Впервые меня поразило такое чувство еще в тот вечер в Италии, после ужина, за которым мама с папой сделали свое объявление. Когда я вошел на кухню, Эллен стояла закрыв лицо руками, а Лив утешала ее; обняв за плечи, она гладила Эллен по волосам и что-то шептала. Я замер на пороге и смотрел на них, видя, как они близки, а я в стороне, почти чужой. «Хокон, – позвала Лив, заметив меня, – иди сюда, к нам». Она попробовала улыбнуться и махнула мне свободной рукой, по-прежнему обнимая Эллен. Я тихо засмеялся и ответил: «Нет, все в порядке», – пошел к себе и лег.
Пока Лив и Эллен демонстративно сохраняли дистанцию в отношениях с родителями после нашего возвращения из Италии, словно бы держали совместную оборону, я регулярно навещал и маму, и папу. В тот день, когда папа собрался переезжать, я помогал ему перетаскивать вещи в машину, и мне почему-то казалось, что, когда он уедет, в доме ничего не останется. Сам папа бесцельно бродил по комнатам, по-видимому не решаясь проститься ни с домом, ни с мамой. А мама молча сидела за своим письменным столом в гостиной, повернувшись спиной к папе и ко мне, пока мы ходили туда-сюда, перенося вещи. Ее выдавал только лихорадочный, пламенеющий цвет шеи чуть ниже затылка. Все, что до этого момента выглядело простым и очевидным, их представления, планы и полное единодушие в том, что касалось развода, – все растворилось в ошеломившую их минуту прощания.
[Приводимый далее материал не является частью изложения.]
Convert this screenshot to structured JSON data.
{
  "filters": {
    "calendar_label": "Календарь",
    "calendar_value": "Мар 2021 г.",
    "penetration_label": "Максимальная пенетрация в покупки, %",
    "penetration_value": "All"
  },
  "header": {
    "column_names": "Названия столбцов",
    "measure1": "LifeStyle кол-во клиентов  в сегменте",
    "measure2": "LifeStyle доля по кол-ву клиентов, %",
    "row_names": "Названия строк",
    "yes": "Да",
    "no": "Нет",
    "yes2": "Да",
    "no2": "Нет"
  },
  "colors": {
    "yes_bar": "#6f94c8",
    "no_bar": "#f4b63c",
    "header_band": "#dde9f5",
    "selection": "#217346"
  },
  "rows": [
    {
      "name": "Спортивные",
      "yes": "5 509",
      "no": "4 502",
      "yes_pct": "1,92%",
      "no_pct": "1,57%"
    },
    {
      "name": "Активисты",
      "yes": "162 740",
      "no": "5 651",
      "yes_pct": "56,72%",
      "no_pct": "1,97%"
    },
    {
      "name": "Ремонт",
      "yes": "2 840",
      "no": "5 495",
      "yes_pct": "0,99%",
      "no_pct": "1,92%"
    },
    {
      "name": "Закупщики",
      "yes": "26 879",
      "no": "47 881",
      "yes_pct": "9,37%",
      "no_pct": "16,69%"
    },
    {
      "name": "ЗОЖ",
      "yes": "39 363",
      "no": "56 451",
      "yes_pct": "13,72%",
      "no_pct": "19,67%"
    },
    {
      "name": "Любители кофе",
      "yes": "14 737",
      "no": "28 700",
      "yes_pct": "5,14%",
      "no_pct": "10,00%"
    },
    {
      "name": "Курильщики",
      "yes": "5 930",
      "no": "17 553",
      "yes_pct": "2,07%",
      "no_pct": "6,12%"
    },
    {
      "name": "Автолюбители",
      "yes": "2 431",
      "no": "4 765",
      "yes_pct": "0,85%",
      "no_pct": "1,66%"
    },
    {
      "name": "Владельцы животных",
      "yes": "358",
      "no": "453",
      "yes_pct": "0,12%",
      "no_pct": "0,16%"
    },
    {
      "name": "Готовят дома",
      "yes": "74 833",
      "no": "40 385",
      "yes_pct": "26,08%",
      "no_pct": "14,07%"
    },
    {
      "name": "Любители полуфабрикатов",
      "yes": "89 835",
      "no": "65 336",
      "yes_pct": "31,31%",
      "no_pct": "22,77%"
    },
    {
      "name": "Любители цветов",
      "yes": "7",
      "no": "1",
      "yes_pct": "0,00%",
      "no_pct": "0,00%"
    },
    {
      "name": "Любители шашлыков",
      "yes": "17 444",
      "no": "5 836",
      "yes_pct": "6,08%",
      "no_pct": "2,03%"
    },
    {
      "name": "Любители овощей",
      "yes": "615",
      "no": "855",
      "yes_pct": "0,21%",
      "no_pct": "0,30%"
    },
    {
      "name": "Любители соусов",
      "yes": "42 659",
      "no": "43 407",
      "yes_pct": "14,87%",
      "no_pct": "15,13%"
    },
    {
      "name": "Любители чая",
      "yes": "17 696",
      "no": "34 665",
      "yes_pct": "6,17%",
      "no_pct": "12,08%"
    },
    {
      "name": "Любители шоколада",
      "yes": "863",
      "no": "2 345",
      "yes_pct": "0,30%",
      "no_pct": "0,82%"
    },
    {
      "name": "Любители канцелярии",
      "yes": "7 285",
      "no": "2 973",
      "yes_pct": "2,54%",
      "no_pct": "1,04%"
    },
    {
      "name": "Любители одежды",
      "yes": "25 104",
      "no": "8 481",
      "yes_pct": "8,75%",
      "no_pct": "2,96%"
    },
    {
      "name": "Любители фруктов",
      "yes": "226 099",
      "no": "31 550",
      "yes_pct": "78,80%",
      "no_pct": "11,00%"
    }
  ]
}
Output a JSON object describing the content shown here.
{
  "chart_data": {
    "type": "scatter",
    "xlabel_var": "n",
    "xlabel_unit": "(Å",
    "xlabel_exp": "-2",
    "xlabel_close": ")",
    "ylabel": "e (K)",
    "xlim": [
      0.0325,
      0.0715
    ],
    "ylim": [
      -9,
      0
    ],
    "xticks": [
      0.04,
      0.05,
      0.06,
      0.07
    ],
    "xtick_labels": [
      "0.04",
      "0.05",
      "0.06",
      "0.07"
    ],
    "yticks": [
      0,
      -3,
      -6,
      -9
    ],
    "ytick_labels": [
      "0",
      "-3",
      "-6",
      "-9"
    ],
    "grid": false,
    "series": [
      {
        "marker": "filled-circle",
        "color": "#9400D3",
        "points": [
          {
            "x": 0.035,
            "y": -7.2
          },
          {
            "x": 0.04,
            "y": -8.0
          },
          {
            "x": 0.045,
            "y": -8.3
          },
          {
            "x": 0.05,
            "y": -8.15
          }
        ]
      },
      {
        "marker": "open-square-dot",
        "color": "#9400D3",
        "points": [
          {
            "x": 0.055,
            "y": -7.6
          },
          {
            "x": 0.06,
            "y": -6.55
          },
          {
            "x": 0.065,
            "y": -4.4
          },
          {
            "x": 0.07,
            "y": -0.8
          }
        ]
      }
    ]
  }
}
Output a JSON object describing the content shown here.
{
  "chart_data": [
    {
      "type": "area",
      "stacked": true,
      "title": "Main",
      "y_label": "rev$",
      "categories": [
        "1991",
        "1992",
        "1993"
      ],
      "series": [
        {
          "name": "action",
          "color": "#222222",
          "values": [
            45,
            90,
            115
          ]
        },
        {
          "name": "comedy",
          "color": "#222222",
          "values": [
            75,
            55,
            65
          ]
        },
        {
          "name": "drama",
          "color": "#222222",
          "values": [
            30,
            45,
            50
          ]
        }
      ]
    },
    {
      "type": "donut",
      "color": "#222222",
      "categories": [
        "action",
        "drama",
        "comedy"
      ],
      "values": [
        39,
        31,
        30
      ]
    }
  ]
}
«Мы тоже очень ждем и хотим познакомиться с твоей новой подругой», – ответила Лив за двоих. Улыбаясь, я осторожно ложусь на свое место рядом с Анной, и мне становится тепло даже внутри от солнца, греющего мою спину, и Анны, прижавшейся к моему животу.
У папы большая и светлая квартира. Свою гостиную он обустроил почти так же, как было дома в Тосене: в углу кресло, большой письменный стол у стены и книжные полки на противоположной стороне. Все вещи, которые он вывез, когда они с мамой продали дом, расположены в том же порядке, что и раньше.
Когда мы входим в гостиную, Анна кладет руку на мою спину, и это помогает заглушить боль при виде знакомых предметов в новом окружении. Лив готовит ужин на кухне, она выходит, услышав наши голоса, быстро и оценивающе огладывает Анну, как умеет только она, затем улыбается, здоровается и обнимает нас. Я почему-то нервничаю, испытывая одновременно раздражение и беспокойство, но беру себя в руки и, высвободившись из объятия Анны, доверяю ее Лив, а сам подхожу к Олафу. Он читает газету, сидя в папином коричневом кресле, которое все еще кажется сиротливым без маминого кресла по другую сторону маленького столика. Олаф встает и обнимает меня.
– Давно не виделись, – говорит он и прибавляет, кивнув в направлении Анны: – Но я вижу, что есть причина.
– Нет-нет, это просто подруга, – быстро говорю я. – Ничего серьезного.
– Само собой, – смеется Олаф.
Олаф – единственный человек в семье, который проявил искренний интерес к обсуждению моих теорий; он слушал меня с любопытством и со скепсисом, но всегда серьезно, не считая мои взгляды попыткой оправдаться или дать ложное объяснение моему образу жизни. «Но ведь это практически то же самое, что говорит Лив про переработку отходов, – заметил он однажды. – Усилия одного человека ничего не решают, если стоит задача изменить мир». – «Я не пытаюсь изменить мир, Олаф, моя задача – мыслить самостоятельно и не позволять другим внушать мне, как я должен жить», – ответил я. В отличие от Лив, Эллен и большинства других людей, с которыми я разговаривал, Олаф не увидел в этом косвенной критики. В свою очередь, и я не мог приписать его возражения зависти, потому что свободные отношения, вероятно, поел еднее, что могло бы привлечь Олафа, его идеал – стабильность и надежность. Кроме того, он бесконечно предан Лив.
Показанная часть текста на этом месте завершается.